Our research focus is in the area of Process Systems Engineering and in
particular the development and analysis of efficient understanding, modeling and solution approaches for
product and process design and process operations.
In particular the following three research areas are of interest:
(1) Process operations involving scheduling, planning and supply chain management comprising of deterministic and stochastic approaches,
(2) Modeling of reactive flow processes involving reduction of complex reaction systems appearing in combustion and environmental systems, integration of detailed chemistry with complex flow, simulation and analysis of reactor systems and metabolic engineering and
(3) Design and synthesis of flexible manufacturing systems that includes uncertainty analysis, process synthesis and optimization algorithmic development. Some of the highlights of our research are described below:
Short-term Scheduling in a Dynamic Environment
The main goal of this project is to develop an integrated methodology to handle uncertainty in short-term scheduling problem. Recognizing the fact that real plants exist in a dynamic environment where the scheduling parameters change as the schedule is being executed, a schedule developed before hand may become inefficient or even infeasible. The ability to react to unexpected events during the execution of a schedule is an important part of plant operating strategy. The uncertainty considered in this work can be viewed as (a) fluctuations in product demands, prices and processing times, and (b) unexpected deviations in unit availability (machine break-down).

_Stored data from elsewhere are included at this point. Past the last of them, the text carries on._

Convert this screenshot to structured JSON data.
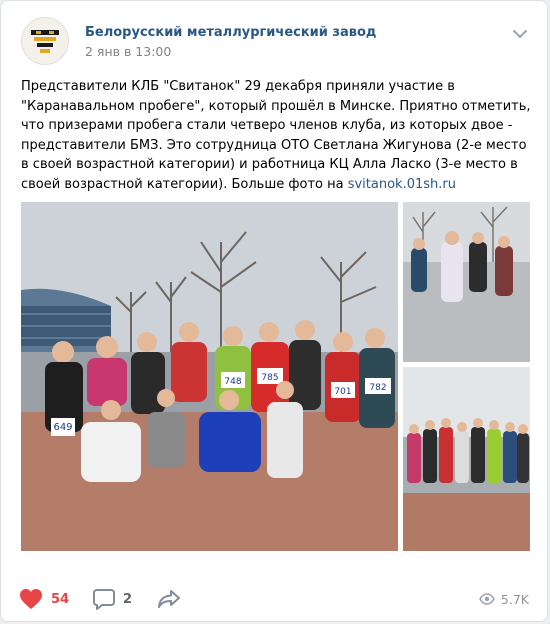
{
  "post": {
    "author": "Белорусский металлургический завод",
    "date": "2 янв в 13:00",
    "text_before_link": "Представители КЛБ \"Свитанок\" 29 декабря приняли участие в \"Каранавальном пробеге\", который прошёл в Минске. Приятно отметить, что призерами пробега стали четверо членов клуба, из которых двое - представители БМЗ. Это сотрудница ОТО Светлана Жигунова (2-е место в своей возрастной категории) и работница КЦ Алла Ласко (3-е место в своей возрастной категории). Больше фото на ",
    "link_text": "svitanok.01sh.ru"
  },
  "photos": {
    "main": {
      "bibs": [
        "649",
        "748",
        "785",
        "701",
        "782"
      ]
    }
  },
  "actions": {
    "likes": "54",
    "comments": "2",
    "views": "5.7K"
  },
  "icons": {
    "like": "heart-icon",
    "comment": "comment-icon",
    "share": "share-arrow-icon",
    "views": "eye-icon",
    "menu": "chevron-down-icon"
  },
  "colors": {
    "author_link": "#2a5885",
    "like_red": "#e64646",
    "muted_gray": "#828282"
  }
}
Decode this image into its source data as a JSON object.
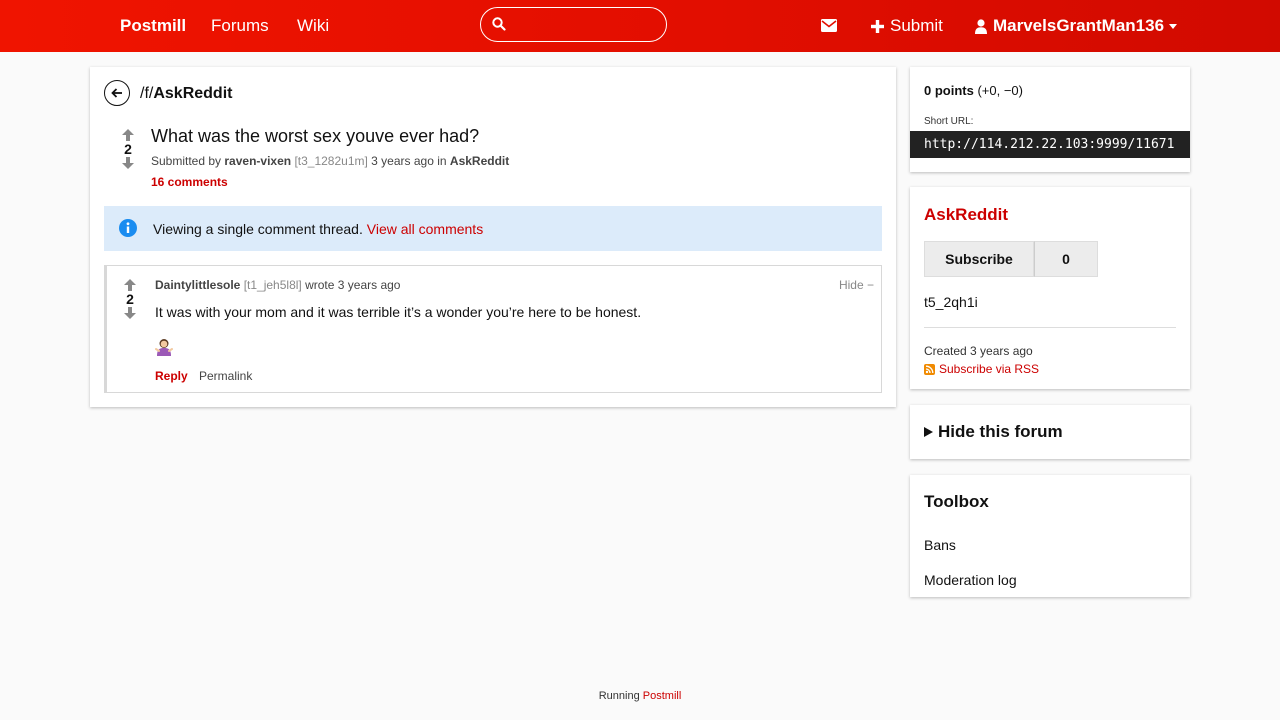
{
  "header": {
    "brand": "Postmill",
    "nav": [
      "Forums",
      "Wiki"
    ],
    "search_value": "",
    "submit_label": "Submit",
    "username": "MarvelsGrantMan136"
  },
  "breadcrumb": {
    "prefix": "/f/",
    "forum": "AskReddit"
  },
  "post": {
    "score": "2",
    "title": "What was the worst sex youve ever had?",
    "submitted_by_label": "Submitted by",
    "author": "raven-vixen",
    "id": "[t3_1282u1m]",
    "time_and_in": "3 years ago in",
    "forum": "AskReddit",
    "comments": "16 comments"
  },
  "notice": {
    "text": "Viewing a single comment thread.",
    "link": "View all comments"
  },
  "comment": {
    "score": "2",
    "author": "Daintylittlesole",
    "id": "[t1_jeh5l8l]",
    "wrote": "wrote 3 years ago",
    "hide": "Hide −",
    "body": "It was with your mom and it was terrible it’s a wonder you’re here to be honest.",
    "reply": "Reply",
    "permalink": "Permalink"
  },
  "sidebar": {
    "points_bold": "0 points",
    "points_detail": "(+0, −0)",
    "short_url_label": "Short URL:",
    "short_url": "http://114.212.22.103:9999/11671",
    "forum_title": "AskReddit",
    "subscribe": "Subscribe",
    "subscriber_count": "0",
    "forum_id": "t5_2qh1i",
    "created": "Created 3 years ago",
    "rss": "Subscribe via RSS",
    "hide_forum": "Hide this forum",
    "toolbox_title": "Toolbox",
    "toolbox_items": [
      "Bans",
      "Moderation log"
    ]
  },
  "footer": {
    "running": "Running",
    "link": "Postmill"
  },
  "colors": {
    "accent": "#cc0000",
    "header": "#e20e00",
    "notice_bg": "#dcebfa"
  }
}
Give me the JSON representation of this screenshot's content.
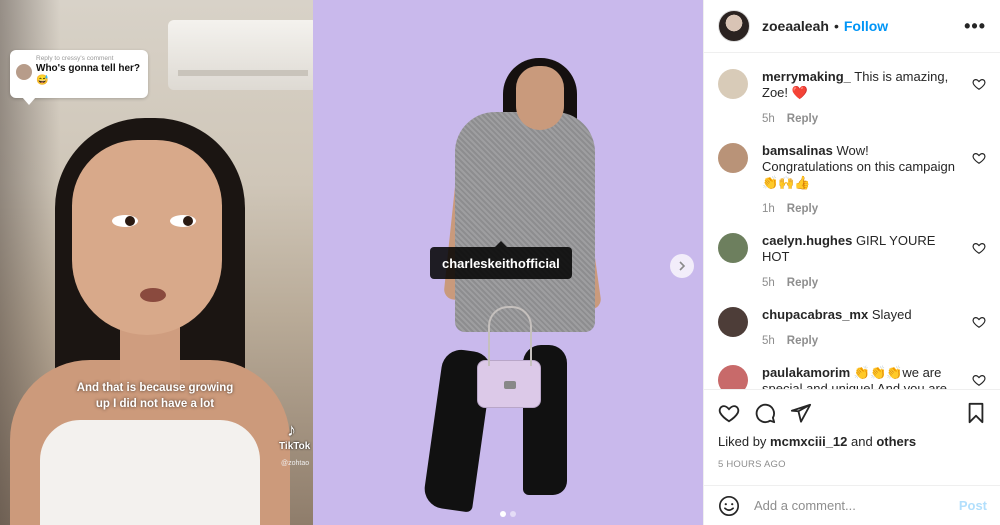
{
  "video": {
    "reply_meta": "Reply to cressy's comment",
    "reply_text": "Who's gonna tell her?",
    "reply_emoji": "😅",
    "caption": "And that is because growing up I did not have a lot",
    "tiktok_brand": "TikTok",
    "tiktok_user": "@zohtao"
  },
  "photo": {
    "tag": "charleskeithofficial",
    "next_icon": "chevron-right-icon",
    "carousel_dots": 2,
    "active_dot": 0,
    "colors": {
      "backdrop": "#c9b9ec"
    }
  },
  "post": {
    "username": "zoeaaleah",
    "separator": "•",
    "follow_label": "Follow",
    "more_label": "•••"
  },
  "comments": [
    {
      "user": "merrymaking_",
      "text": "This is amazing, Zoe! ❤️",
      "time": "5h",
      "reply": "Reply",
      "avatar_color": "#d8cbb8"
    },
    {
      "user": "bamsalinas",
      "text": "Wow! Congratulations on this campaign 👏🙌👍",
      "time": "1h",
      "reply": "Reply",
      "avatar_color": "#b99378"
    },
    {
      "user": "caelyn.hughes",
      "text": "GIRL YOURE HOT",
      "time": "5h",
      "reply": "Reply",
      "avatar_color": "#6d7f5e"
    },
    {
      "user": "chupacabras_mx",
      "text": "Slayed",
      "time": "5h",
      "reply": "Reply",
      "avatar_color": "#4d3d38"
    },
    {
      "user": "paulakamorim",
      "text": "👏👏👏we are special and unique! And you are amazing!💋❤️",
      "time": "",
      "reply": "",
      "avatar_color": "#c86a6a"
    }
  ],
  "actions": {
    "liked_by_prefix": "Liked by",
    "liked_by_user": "mcmxciii_12",
    "liked_by_and": "and",
    "liked_by_others": "others",
    "time_ago": "5 HOURS AGO"
  },
  "composer": {
    "placeholder": "Add a comment...",
    "post_label": "Post"
  },
  "colors": {
    "accent": "#0095f6",
    "post_disabled": "#b2dffc"
  }
}
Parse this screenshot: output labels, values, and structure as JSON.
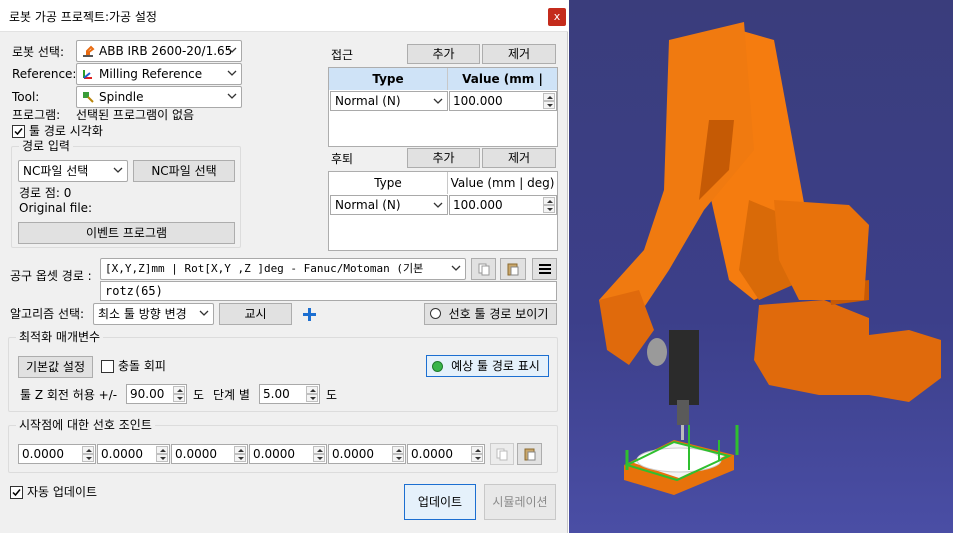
{
  "window": {
    "title": "로봇 가공 프로젝트:가공 설정",
    "close_label": "x"
  },
  "robot_select": {
    "label": "로봇 선택:",
    "value": "ABB IRB 2600-20/1.65"
  },
  "reference": {
    "label": "Reference:",
    "value": "Milling Reference"
  },
  "tool": {
    "label": "Tool:",
    "value": "Spindle"
  },
  "program": {
    "label": "프로그램:",
    "value": "선택된 프로그램이 없음"
  },
  "toolpath_visualize": {
    "label": "툴 경로 시각화",
    "checked": true
  },
  "path_input": {
    "group_title": "경로 입력",
    "nc_combo_value": "NC파일 선택",
    "nc_button": "NC파일 선택",
    "path_points": "경로 점: 0",
    "original_file": "Original file:",
    "event_button": "이벤트 프로그램"
  },
  "approach": {
    "label": "접근",
    "add": "추가",
    "remove": "제거",
    "col_type": "Type",
    "col_value": "Value (mm | deg)",
    "row_type": "Normal (N)",
    "row_value": "100.000"
  },
  "retract": {
    "label": "후퇴",
    "add": "추가",
    "remove": "제거",
    "col_type": "Type",
    "col_value": "Value (mm | deg)",
    "row_type": "Normal (N)",
    "row_value": "100.000"
  },
  "tool_offset": {
    "label": "공구 옵셋 경로 :",
    "combo_value": "[X,Y,Z]mm | Rot[X,Y ,Z  ]deg - Fanuc/Motoman (기본",
    "text_value": "rotz(65)"
  },
  "algorithm": {
    "label": "알고리즘 선택:",
    "value": "최소 툴 방향 변경",
    "teach_button": "교시",
    "preferred_path_button": "선호 툴 경로 보이기"
  },
  "optimization": {
    "group_title": "최적화 매개변수",
    "default_button": "기본값 설정",
    "collision_label": "충돌 회피",
    "collision_checked": false,
    "preview_button": "예상 툴 경로 표시",
    "z_rot_label": "툴 Z 회전 허용 +/-",
    "z_rot_value": "90.00",
    "deg_unit": "도",
    "step_label": "단계 별",
    "step_value": "5.00",
    "deg_unit2": "도"
  },
  "preferred_joints": {
    "group_title": "시작점에 대한 선호 조인트",
    "values": [
      "0.0000",
      "0.0000",
      "0.0000",
      "0.0000",
      "0.0000",
      "0.0000"
    ]
  },
  "auto_update": {
    "label": "자동 업데이트",
    "checked": true
  },
  "footer": {
    "update_button": "업데이트",
    "simulate_button": "시뮬레이션"
  },
  "colors": {
    "robot_orange": "#f57c0f",
    "viewport_bg": "#3c3f8a",
    "accent_blue": "#1c6fd1"
  }
}
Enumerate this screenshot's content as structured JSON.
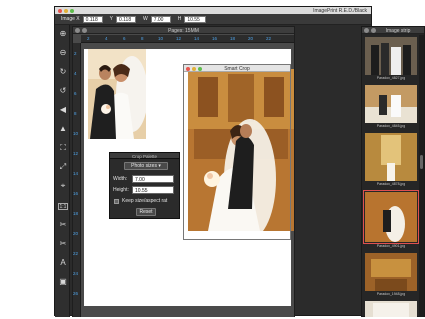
{
  "app": {
    "title": "ImagePrint R.E.D./Black"
  },
  "toolbar": {
    "image_x_label": "Image X",
    "image_x_value": "0.118",
    "y_label": "Y",
    "y_value": "0.118",
    "w_label": "W",
    "w_value": "7.00",
    "h_label": "H",
    "h_value": "10.55"
  },
  "pages_window": {
    "title": "Pages: 15MM",
    "ruler_top": [
      "2",
      "4",
      "6",
      "8",
      "10",
      "12",
      "14",
      "16",
      "18",
      "20",
      "22"
    ],
    "ruler_left": [
      "2",
      "4",
      "6",
      "8",
      "10",
      "12",
      "14",
      "16",
      "18",
      "20",
      "22",
      "24",
      "26"
    ]
  },
  "smart_crop": {
    "title": "Smart Crop"
  },
  "crop_palette": {
    "title": "Crop Palette",
    "preset_value": "Photo sizes",
    "width_label": "Width:",
    "width_value": "7.00",
    "height_label": "Height:",
    "height_value": "10.55",
    "keep_ratio_label": "Keep size/aspect rat",
    "reset_label": "Reset"
  },
  "image_strip": {
    "title": "Image strip",
    "items": [
      {
        "name": "Paradox_4827.jpg",
        "selected": false
      },
      {
        "name": "Paradox_4845.jpg",
        "selected": false
      },
      {
        "name": "Paradox_4878.jpg",
        "selected": false
      },
      {
        "name": "Paradox_4901.jpg",
        "selected": true
      },
      {
        "name": "Paradox_1948.jpg",
        "selected": false
      }
    ]
  },
  "tools": [
    "zoom-in-icon",
    "zoom-out-icon",
    "rotate-cw-icon",
    "rotate-ccw-icon",
    "flip-icon",
    "mirror-icon",
    "crop-icon",
    "fit-icon",
    "center-icon",
    "one-to-one-icon",
    "split-h-icon",
    "split-v-icon",
    "text-icon",
    "color-icon"
  ],
  "colors": {
    "accent_ruler": "#4fa3e8",
    "selected_outline": "#e05050",
    "panel_bg": "#2b2b2b"
  }
}
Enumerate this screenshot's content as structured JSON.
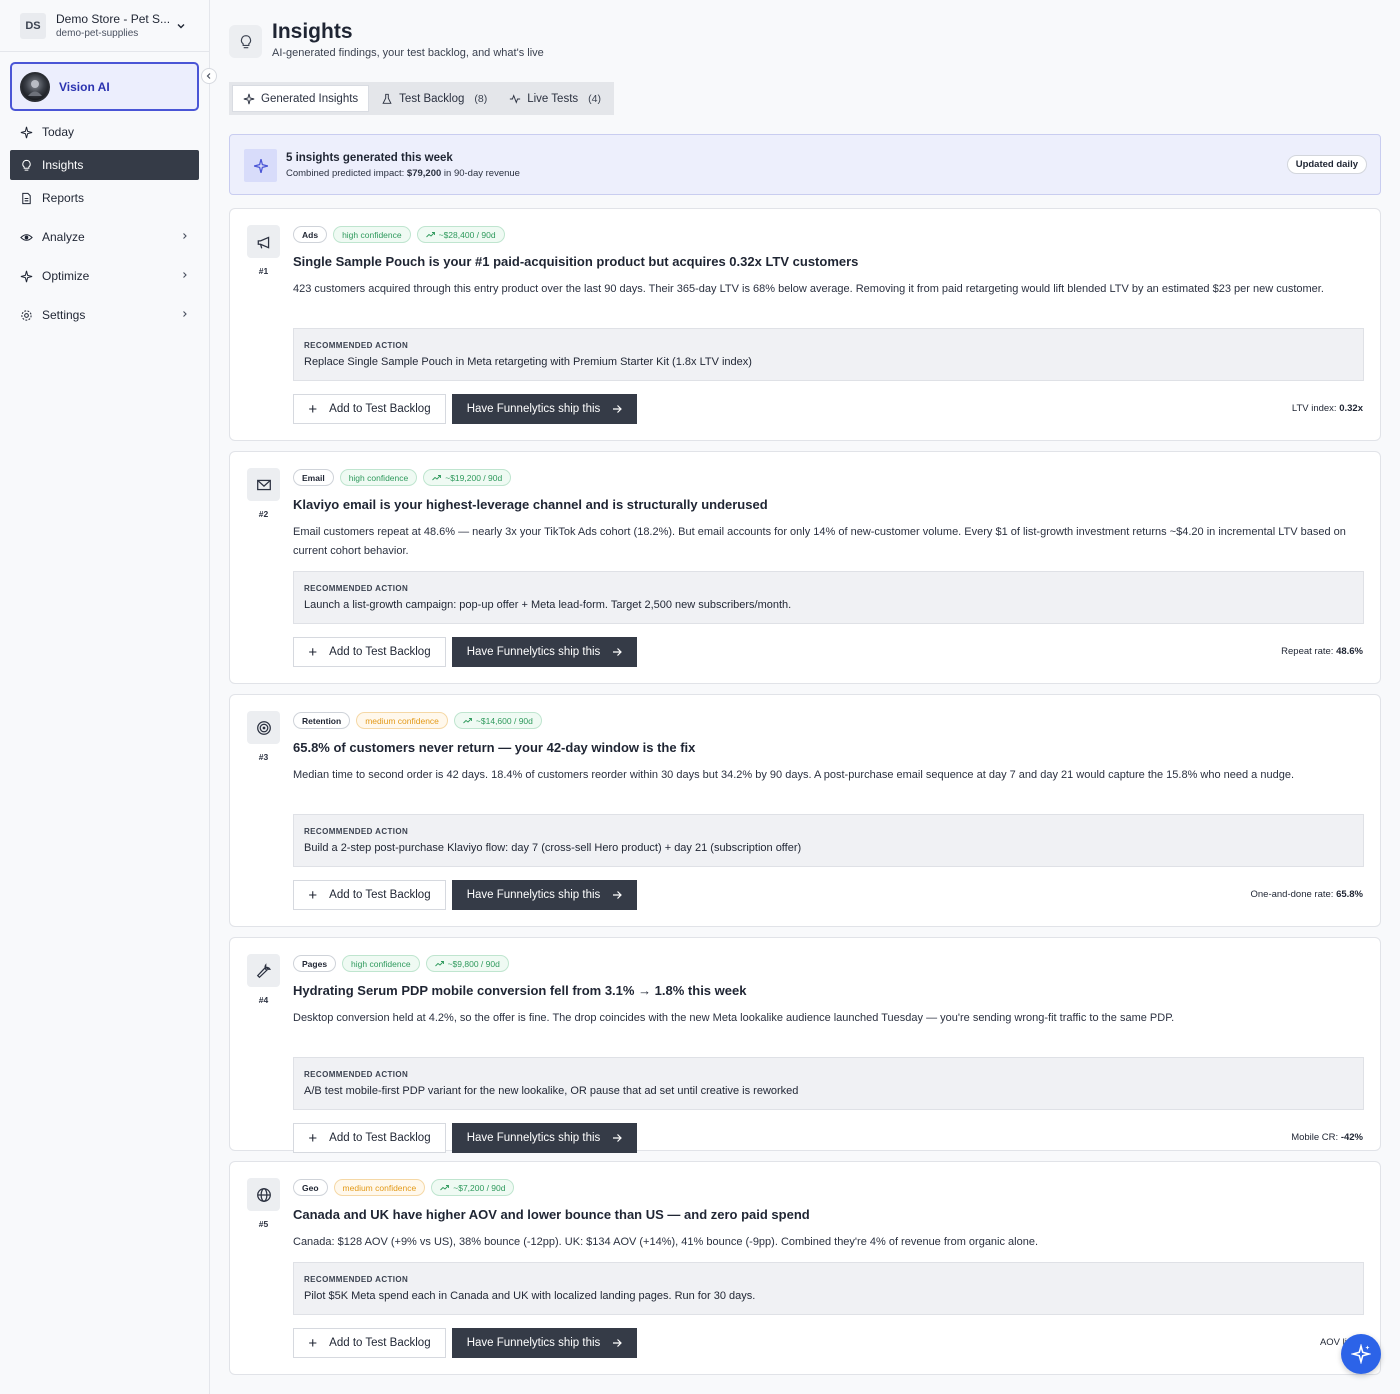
{
  "store": {
    "initials": "DS",
    "name": "Demo Store - Pet S...",
    "slug": "demo-pet-supplies"
  },
  "vision": {
    "label": "Vision AI"
  },
  "nav": [
    {
      "label": "Today",
      "icon": "sparkles-icon"
    },
    {
      "label": "Insights",
      "icon": "lightbulb-icon",
      "active": true
    },
    {
      "label": "Reports",
      "icon": "document-icon"
    },
    {
      "label": "Analyze",
      "icon": "eye-icon",
      "submenu": true
    },
    {
      "label": "Optimize",
      "icon": "sparkles-icon",
      "submenu": true
    },
    {
      "label": "Settings",
      "icon": "gear-icon",
      "submenu": true
    }
  ],
  "header": {
    "title": "Insights",
    "subtitle": "AI-generated findings, your test backlog, and what's live"
  },
  "tabs": [
    {
      "label": "Generated Insights",
      "count": "",
      "icon": "sparkles-icon",
      "active": true
    },
    {
      "label": "Test Backlog",
      "count": "(8)",
      "icon": "flask-icon"
    },
    {
      "label": "Live Tests",
      "count": "(4)",
      "icon": "activity-icon"
    }
  ],
  "banner": {
    "title": "5 insights generated this week",
    "sub_prefix": "Combined predicted impact: ",
    "sub_value": "$79,200",
    "sub_suffix": " in 90-day revenue",
    "pill": "Updated daily"
  },
  "common": {
    "rec_label": "RECOMMENDED ACTION",
    "add_label": "Add to Test Backlog",
    "ship_label": "Have Funnelytics ship this"
  },
  "insights": [
    {
      "num": "#1",
      "icon": "megaphone-icon",
      "category": "Ads",
      "confidence": "high confidence",
      "conf_level": "high",
      "revenue": "~$28,400 / 90d",
      "title": "Single Sample Pouch is your #1 paid-acquisition product but acquires 0.32x LTV customers",
      "body": "423 customers acquired through this entry product over the last 90 days. Their 365-day LTV is 68% below average. Removing it from paid retargeting would lift blended LTV by an estimated $23 per new customer.",
      "action": "Replace Single Sample Pouch in Meta retargeting with Premium Starter Kit (1.8x LTV index)",
      "metric_label": "LTV index: ",
      "metric_value": "0.32x"
    },
    {
      "num": "#2",
      "icon": "mail-icon",
      "category": "Email",
      "confidence": "high confidence",
      "conf_level": "high",
      "revenue": "~$19,200 / 90d",
      "title": "Klaviyo email is your highest-leverage channel and is structurally underused",
      "body": "Email customers repeat at 48.6% — nearly 3x your TikTok Ads cohort (18.2%). But email accounts for only 14% of new-customer volume. Every $1 of list-growth investment returns ~$4.20 in incremental LTV based on current cohort behavior.",
      "action": "Launch a list-growth campaign: pop-up offer + Meta lead-form. Target 2,500 new subscribers/month.",
      "metric_label": "Repeat rate: ",
      "metric_value": "48.6%"
    },
    {
      "num": "#3",
      "icon": "target-icon",
      "category": "Retention",
      "confidence": "medium confidence",
      "conf_level": "medium",
      "revenue": "~$14,600 / 90d",
      "title": "65.8% of customers never return — your 42-day window is the fix",
      "body": "Median time to second order is 42 days. 18.4% of customers reorder within 30 days but 34.2% by 90 days. A post-purchase email sequence at day 7 and day 21 would capture the 15.8% who need a nudge.",
      "action": "Build a 2-step post-purchase Klaviyo flow: day 7 (cross-sell Hero product) + day 21 (subscription offer)",
      "metric_label": "One-and-done rate: ",
      "metric_value": "65.8%"
    },
    {
      "num": "#4",
      "icon": "wrench-icon",
      "category": "Pages",
      "confidence": "high confidence",
      "conf_level": "high",
      "revenue": "~$9,800 / 90d",
      "title": "Hydrating Serum PDP mobile conversion fell from 3.1% → 1.8% this week",
      "body": "Desktop conversion held at 4.2%, so the offer is fine. The drop coincides with the new Meta lookalike audience launched Tuesday — you're sending wrong-fit traffic to the same PDP.",
      "action": "A/B test mobile-first PDP variant for the new lookalike, OR pause that ad set until creative is reworked",
      "metric_label": "Mobile CR: ",
      "metric_value": "-42%"
    },
    {
      "num": "#5",
      "icon": "globe-icon",
      "category": "Geo",
      "confidence": "medium confidence",
      "conf_level": "medium",
      "revenue": "~$7,200 / 90d",
      "title": "Canada and UK have higher AOV and lower bounce than US — and zero paid spend",
      "body": "Canada: $128 AOV (+9% vs US), 38% bounce (-12pp). UK: $134 AOV (+14%), 41% bounce (-9pp). Combined they're 4% of revenue from organic alone.",
      "action": "Pilot $5K Meta spend each in Canada and UK with localized landing pages. Run for 30 days.",
      "metric_label": "AOV lift: ",
      "metric_value": "+"
    }
  ],
  "colors": {
    "accent": "#4a55d6",
    "dark": "#353b47",
    "high": "#2f9a5d",
    "medium": "#e39a1a",
    "fab": "#2c63e8"
  }
}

First, the expected range of parameter uncertainty is incorporated within the short-term scheduling model so as to determine a robust schedule capable of meeting the expected range of uncertain parameter values. This is achieved by exploiting and further analyzing the sensitivity information provided by the solution of the original Mixed Integer Linear Programming (MILP) problem. The second objective is to develop efficient models that systematically incorporate different alternatives concerning the rescheduling decisions. The goal is to determine the optimal rescheduling policy that minimizes the deviations from the old schedule while taking into account the satisfaction of other production decisions.
Design of Non-continuous Multi-product Chemical Plants: Optimization of Long-Term Plant Performance
The manufacturing of bulk drugs, intermediates and fine chemicals at large is characterized by a high level of uncertainty regarding the product mix (which products, when and at what volumes) over the intermediate and long-terms. These uncertainties also apply to the makers of the fine chemical intermediates who must ramp up their capacities even sooner sometimes before the target drug can be projected to be clinically useful or safe. The objective of this project is to develop a systematic methodology for the design of very agile, large-scale pilot plants capable of consecutively running any of a large number of unplanned chemical steps without significant modifications. It is proposed that systematic process design methods can be developed to impact the key pilot plant attributes to a large capacity commercial plant for the production of fine chemicals/intermediate and bulk drugs. This target will be reached without excessive capital outlays, resulting in a manufacturing capability that is agile, productive and sparing of capital investment over its useful life. Specifically, it is proposed to bring together a large assembly of bulk drug processing skills and advanced mathematical methods that have shown success in process design under uncertainty.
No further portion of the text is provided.